Kein Weg der Streicheleinheiten
Bei der Bistumswallfahrt stellte Bischof Joachim Reinelt Maria als Revolutionärin vor
Rosenthal. "Wie wäre es, wenn Politiker sich selbst als Knechte des Volkes ansähen, dem sie dienen, oder wenn in den Gemeinden nicht länger darum gerangelt würde, wer das größte Sagen hat?"
Maria habe gängiges Denken und Handeln auf den Kopf gestellt, machte Bischof Joachim Reinelt vergangenen Sonntagvormittag in seiner Predigt zur Rosenthaler Bistumswallfahrt deutlich. Sie habe sich selbst als "Magd des Herrn" bezeichnet, als sie von Gott gerufen wurde. Ihrem Weg des Evangeliums, der "kein Weg der Streicheleinheiten" sei, müssten auch heutige Christen konsequent folgen. Die oft gestellte Forderung, die Kirche solle mehr mitreden in der Welt, sei zwar berechtigt. Dabei müsse sie sich aber vor dem Streben nach Macht hüten. "Immer wenn die Kirche im Laufe der Geschichte diese Mächtigkeit hatte, ging es abwärts."
Der moderne Mensch neige dazu, die Welt von sich her zu denken. Die Mutter von Jesus habe sich hingegen in andere hineinversetzt und von ihnen her gedacht, als sie beispielsweise bei der Hochzeit von Kana feststellte, dass der Festgesellschaft der Wein fehlte. Für Christen von heute sei es unerlässlich, einen Blick für die Sehnsüchte und Bedürfnisse ihrer Mitmenschen zu entwickeln und danach zu fragen, was ihnen fehle. Bischof Reinelt erinnerte an ein Wort von Papst Benedikt XVI.: "Man kann Christus nicht für sich allein haben." Er forderte die Wallfahrer in Rosenthal dazu auf, ihre Freude zu teilen, zu allererst mit den Leidenden in Pflegeheimen und Krankenhäusern, mit Menschen, die nicht mehr weiter wissen oder mit denen, die einfach mal jemanden brauchen, der Zeit für sie hat. Auch darin könne Maria, die ihre Freude mit Elisabeth teilte, ein Vorbild sein.

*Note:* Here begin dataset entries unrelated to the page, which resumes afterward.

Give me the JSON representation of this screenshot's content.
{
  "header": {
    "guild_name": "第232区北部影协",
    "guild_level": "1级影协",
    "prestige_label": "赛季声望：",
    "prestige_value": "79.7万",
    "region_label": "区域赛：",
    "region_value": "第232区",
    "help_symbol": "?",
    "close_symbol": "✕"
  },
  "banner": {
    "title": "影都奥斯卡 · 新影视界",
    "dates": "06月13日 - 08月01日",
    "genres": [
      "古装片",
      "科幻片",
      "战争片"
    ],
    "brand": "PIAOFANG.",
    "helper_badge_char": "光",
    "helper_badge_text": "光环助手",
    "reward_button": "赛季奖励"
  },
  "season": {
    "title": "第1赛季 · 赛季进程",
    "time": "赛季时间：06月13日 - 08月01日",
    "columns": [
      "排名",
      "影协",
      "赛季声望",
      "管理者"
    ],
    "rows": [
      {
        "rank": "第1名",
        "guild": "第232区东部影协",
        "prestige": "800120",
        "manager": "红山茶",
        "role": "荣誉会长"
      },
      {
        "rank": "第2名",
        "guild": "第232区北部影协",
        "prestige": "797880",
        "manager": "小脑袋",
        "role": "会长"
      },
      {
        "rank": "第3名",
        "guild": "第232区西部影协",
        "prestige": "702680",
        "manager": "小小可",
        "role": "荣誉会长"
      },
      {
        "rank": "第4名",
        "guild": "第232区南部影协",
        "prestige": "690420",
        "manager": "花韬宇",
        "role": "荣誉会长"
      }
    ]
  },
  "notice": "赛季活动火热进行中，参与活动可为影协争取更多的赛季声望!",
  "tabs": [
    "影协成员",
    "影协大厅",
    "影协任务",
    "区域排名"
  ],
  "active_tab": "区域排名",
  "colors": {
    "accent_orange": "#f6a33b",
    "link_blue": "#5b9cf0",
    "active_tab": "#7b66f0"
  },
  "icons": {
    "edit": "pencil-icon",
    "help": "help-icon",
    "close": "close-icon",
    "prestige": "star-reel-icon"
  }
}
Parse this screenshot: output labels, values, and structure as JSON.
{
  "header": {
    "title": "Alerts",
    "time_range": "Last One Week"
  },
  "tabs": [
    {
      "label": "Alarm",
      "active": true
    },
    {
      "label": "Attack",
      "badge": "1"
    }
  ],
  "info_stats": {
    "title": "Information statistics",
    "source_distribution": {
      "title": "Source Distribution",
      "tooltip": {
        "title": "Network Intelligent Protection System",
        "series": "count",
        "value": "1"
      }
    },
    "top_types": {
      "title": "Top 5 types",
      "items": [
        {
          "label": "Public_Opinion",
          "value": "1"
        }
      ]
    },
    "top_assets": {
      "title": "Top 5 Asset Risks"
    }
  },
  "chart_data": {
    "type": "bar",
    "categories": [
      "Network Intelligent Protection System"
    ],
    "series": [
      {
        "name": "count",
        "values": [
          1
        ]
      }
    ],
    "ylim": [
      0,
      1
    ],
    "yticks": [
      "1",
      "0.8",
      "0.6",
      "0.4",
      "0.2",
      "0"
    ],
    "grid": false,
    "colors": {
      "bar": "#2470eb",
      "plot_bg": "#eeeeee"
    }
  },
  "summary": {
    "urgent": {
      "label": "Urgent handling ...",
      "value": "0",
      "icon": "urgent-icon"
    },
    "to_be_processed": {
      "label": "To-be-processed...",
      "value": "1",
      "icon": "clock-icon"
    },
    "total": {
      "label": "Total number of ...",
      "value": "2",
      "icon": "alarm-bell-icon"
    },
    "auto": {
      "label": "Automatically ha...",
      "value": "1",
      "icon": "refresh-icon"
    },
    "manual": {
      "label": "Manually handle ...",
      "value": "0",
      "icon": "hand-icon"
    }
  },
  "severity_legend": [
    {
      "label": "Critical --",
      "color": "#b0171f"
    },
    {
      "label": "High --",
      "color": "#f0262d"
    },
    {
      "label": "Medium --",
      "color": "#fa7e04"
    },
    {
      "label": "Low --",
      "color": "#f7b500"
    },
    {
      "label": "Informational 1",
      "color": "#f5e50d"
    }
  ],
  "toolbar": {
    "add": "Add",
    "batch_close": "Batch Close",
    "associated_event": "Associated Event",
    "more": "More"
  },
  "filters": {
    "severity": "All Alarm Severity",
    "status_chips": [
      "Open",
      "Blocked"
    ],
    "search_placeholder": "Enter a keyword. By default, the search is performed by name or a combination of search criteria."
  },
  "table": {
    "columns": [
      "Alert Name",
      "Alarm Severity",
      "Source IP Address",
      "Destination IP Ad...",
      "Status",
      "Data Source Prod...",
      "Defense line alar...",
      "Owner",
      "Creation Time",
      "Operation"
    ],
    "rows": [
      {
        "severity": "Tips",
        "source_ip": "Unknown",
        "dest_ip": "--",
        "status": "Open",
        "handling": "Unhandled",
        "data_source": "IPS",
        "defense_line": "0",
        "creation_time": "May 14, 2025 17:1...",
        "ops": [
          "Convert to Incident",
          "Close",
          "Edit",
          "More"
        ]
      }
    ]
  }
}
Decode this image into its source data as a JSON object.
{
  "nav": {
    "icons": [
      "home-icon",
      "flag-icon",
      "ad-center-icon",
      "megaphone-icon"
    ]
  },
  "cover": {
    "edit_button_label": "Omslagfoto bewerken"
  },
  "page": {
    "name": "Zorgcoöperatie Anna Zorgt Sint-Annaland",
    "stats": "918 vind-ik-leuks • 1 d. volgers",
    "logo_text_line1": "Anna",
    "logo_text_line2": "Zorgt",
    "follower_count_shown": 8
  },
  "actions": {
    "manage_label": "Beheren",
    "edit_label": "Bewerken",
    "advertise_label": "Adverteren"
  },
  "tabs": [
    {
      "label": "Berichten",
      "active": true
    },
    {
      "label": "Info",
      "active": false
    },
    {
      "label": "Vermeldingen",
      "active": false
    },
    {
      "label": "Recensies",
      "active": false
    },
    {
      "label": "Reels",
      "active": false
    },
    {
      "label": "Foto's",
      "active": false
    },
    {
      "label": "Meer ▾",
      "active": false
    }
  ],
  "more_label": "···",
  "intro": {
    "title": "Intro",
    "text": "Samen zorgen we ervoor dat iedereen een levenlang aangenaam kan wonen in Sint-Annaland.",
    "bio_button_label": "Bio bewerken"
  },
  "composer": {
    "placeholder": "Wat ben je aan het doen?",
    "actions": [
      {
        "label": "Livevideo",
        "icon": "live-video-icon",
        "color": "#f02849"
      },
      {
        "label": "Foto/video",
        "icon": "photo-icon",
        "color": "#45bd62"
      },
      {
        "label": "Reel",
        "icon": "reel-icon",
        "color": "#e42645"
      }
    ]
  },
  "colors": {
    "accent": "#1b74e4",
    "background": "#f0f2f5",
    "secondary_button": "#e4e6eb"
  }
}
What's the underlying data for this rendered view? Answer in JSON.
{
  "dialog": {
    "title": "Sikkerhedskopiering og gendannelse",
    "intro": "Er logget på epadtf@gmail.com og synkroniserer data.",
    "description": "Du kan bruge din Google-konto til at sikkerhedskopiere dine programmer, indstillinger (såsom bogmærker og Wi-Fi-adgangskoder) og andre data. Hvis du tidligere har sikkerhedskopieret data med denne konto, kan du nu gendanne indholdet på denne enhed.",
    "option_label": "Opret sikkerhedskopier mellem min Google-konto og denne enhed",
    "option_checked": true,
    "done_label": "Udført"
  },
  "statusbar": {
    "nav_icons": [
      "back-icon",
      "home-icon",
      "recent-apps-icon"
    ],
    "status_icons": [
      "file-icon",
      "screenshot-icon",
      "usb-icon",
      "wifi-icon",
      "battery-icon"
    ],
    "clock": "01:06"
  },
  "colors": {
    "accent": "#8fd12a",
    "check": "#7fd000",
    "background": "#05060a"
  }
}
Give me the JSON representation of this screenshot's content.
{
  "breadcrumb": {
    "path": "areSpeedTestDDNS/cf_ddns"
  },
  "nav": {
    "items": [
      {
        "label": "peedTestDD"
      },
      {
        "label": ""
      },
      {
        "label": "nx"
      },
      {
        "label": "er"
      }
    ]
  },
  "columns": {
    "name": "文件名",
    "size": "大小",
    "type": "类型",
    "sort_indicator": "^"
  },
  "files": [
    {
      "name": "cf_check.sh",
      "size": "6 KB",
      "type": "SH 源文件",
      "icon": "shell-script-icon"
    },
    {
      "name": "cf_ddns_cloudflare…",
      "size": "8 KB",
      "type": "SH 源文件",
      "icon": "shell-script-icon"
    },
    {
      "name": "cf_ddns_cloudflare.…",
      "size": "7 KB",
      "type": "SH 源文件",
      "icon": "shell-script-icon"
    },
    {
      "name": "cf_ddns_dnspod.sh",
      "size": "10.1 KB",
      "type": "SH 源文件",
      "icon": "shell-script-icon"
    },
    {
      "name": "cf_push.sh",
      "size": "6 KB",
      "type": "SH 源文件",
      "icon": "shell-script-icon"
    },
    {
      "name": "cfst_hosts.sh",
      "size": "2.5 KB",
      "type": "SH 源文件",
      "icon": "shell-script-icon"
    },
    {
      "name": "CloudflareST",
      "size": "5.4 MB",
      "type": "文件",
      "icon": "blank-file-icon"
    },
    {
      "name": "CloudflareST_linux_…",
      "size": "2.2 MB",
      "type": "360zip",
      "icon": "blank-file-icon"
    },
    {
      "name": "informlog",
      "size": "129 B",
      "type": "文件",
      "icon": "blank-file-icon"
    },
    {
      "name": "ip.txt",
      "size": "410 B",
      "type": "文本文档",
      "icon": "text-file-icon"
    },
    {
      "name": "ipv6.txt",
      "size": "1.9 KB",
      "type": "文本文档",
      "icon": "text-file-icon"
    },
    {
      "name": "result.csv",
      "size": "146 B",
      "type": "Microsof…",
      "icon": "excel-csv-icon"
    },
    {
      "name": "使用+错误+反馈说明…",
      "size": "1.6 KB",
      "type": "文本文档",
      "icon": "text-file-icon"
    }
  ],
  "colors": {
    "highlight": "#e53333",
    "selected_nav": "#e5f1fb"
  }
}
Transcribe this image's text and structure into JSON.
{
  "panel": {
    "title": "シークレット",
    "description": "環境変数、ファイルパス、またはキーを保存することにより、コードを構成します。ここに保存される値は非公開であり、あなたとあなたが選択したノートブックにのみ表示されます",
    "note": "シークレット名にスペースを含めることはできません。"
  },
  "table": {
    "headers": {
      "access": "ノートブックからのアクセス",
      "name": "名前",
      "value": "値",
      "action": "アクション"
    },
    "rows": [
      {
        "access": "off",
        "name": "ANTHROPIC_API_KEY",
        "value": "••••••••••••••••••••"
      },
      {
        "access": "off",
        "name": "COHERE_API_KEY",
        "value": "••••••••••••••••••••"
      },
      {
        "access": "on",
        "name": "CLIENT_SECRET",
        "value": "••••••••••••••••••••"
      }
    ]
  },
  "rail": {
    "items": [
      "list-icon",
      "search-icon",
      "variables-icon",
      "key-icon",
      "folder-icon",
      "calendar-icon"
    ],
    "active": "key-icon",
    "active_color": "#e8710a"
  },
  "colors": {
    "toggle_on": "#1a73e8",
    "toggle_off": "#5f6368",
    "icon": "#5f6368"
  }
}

Die biblische Erzählung über die Hochzeit von Kana, bei der Jesus sechs Steinkrüge voller Wasser in Wein verwandelte, zog sich symbolisch durch den gesamten Wallfahrtstag. Ein großer Teil der Pilger hatte am Morgen den Wallfahrtsweg von sechs umliegenden Dörfern aus zu Fuß zurückgelegt. Die Steine, die sie unterwegs als Sinnbild für die Lasten ihres Lebens aufgelesen hatten, legten sie in einen der großen Krüge, die an der Altarinsel standen. Der Krug mit den Steinen steht nun im Kloster St. Marienstern. Die Zisterzienserinnen dort wollen für diese Anliegen besonders beten. Auch die anderen fünf Krüge haben nach der Wallfahrt einen neuen Platz gefunden: Der zweite Krug enthielt Bitten der Pilger - diese werden die Zisterzienserinnen im Kloster St. Marienthal im Gebet begleiten. Die Kollekte, die während des Gottesdienstes eingesammelt worden war, befand sich in einem weiteren Krug und wurde zusammen mit diesem nach Leipzig gebracht: als "Stein" für den Neubau der Propstei. Ein mit Wasser gefüllter Krug, der an die Taufe erinnerte, steht nun in Gera. Im Exerzitienhaus Hoheneichen findet man den ein Krug mit Rosen, der an das Sakrament der Versöhnung erinnert.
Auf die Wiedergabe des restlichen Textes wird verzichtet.